WALTER ROSSI、この名に聞き覚えのある方は間違いなくハードロック・マニアと呼べる人達と思えるが、ソロデビューする前はカナダ出身のチャーリー(75年リリース)というトリオ編成のバンドを率いていたG兼Vo。このアルバムは76年に国内でもリリースされており、発売と同時に直ぐに購入した記憶があるが、内容はチャーリーの楽曲を更に洗練した馴染み易いもので、オリジナル曲に限ればどれもメロディアスなものである。個人的にはCHARLEE(チャーリー)と比べれば録音が良いだけで、同レベルにあるバンドだと思っているが、つまりこのバンドはチャーリーの二作目と捉えた方が聴き易いのである。

その中で特に印象に残った曲がR・ブキャナンの「メシア」を思い起こさせる美し過ぎるバラード調のインスト・ナンバーで、他にも名曲と呼ぶに相応しい起承転結の妙の感じられるバラードはあるものの、どの楽曲もほぼGが支配したメロディアスなハード・チューン、その中で定番ともいえるブルース・ナンバーのカバー「ゴーイング・ダウン」や「ロック・ミィ・ベイビー」は意外な選曲とも言えるが、このハード・ロック的アレンジも秀逸。

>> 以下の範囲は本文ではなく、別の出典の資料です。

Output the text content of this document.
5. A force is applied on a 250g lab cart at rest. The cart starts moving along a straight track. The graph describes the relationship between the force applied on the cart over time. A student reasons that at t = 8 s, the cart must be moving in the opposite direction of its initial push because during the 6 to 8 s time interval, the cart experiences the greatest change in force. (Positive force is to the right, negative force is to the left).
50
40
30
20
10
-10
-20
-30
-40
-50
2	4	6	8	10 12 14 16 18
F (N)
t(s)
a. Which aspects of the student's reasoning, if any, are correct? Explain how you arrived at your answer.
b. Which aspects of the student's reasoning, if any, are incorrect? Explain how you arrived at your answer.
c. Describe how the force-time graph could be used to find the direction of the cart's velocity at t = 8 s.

忘れてはならないのがW・ロッシのVoとしての資質で、ロック・シンガーとしての歌唱力も秀でており正に圧倒的存在感。もちろんギタリストの資質は言うまでもないが、そのGサウンド自体もGソロもリフも素晴らしいの一言!

他のバンド・メンバーもそつなく楽曲をこなしたもので、このリズム隊におけるDs音やBs音の良さは、明らかにテクニックが裏付けとなるプロ集団のそれ。とにかくどっしりとしたサウンドはバンドの重厚感を一手に支えている。恐らく録音に携わったエンジニアの質も反映されているとは思うが、、、

 

                 76年ソロ

 

ここで先に触れた国内では未だリリースされていない、75年にリリースされたチャーリーのアルバムも同時に紹介しておきたいが、どちらも甲乙付け難いもので曲の完成度はほぼ同等、ただし楽曲の多彩さやオリジナリティの高さにおいてはチャーリーといった処で、少しキャッチーな楽曲もメロディアスなバラードも、ハード・ロックとしてのツボを心得たもので見事!アルバム中に捨て曲がほとんどない事も、W・ロッシの作曲センスを窺わせるもので、爽快感の感じられる気持ちのいいハードロック・アルバムといった処か、飽きを来させず通して聴けるのもアルバムとしての魅力。

 

           チャーリー75年作

 

このW・ロッシが残した二枚のアルバムの中で、チャーリー名義の1stはアナログ盤としては中々手に入り難いものと思えますが、CDならソロ・アルバム同様、通販でも充分手に入るとは思えます。ただどちらも既に廃盤となっている事が予想される事から、実際の取引価格までは判り兼ねますが、どちらにしてもハード・ロック・ファンの方々には、是非コレクションの一つに加えて頂きたい、お薦め出来る二枚といった事は確かです。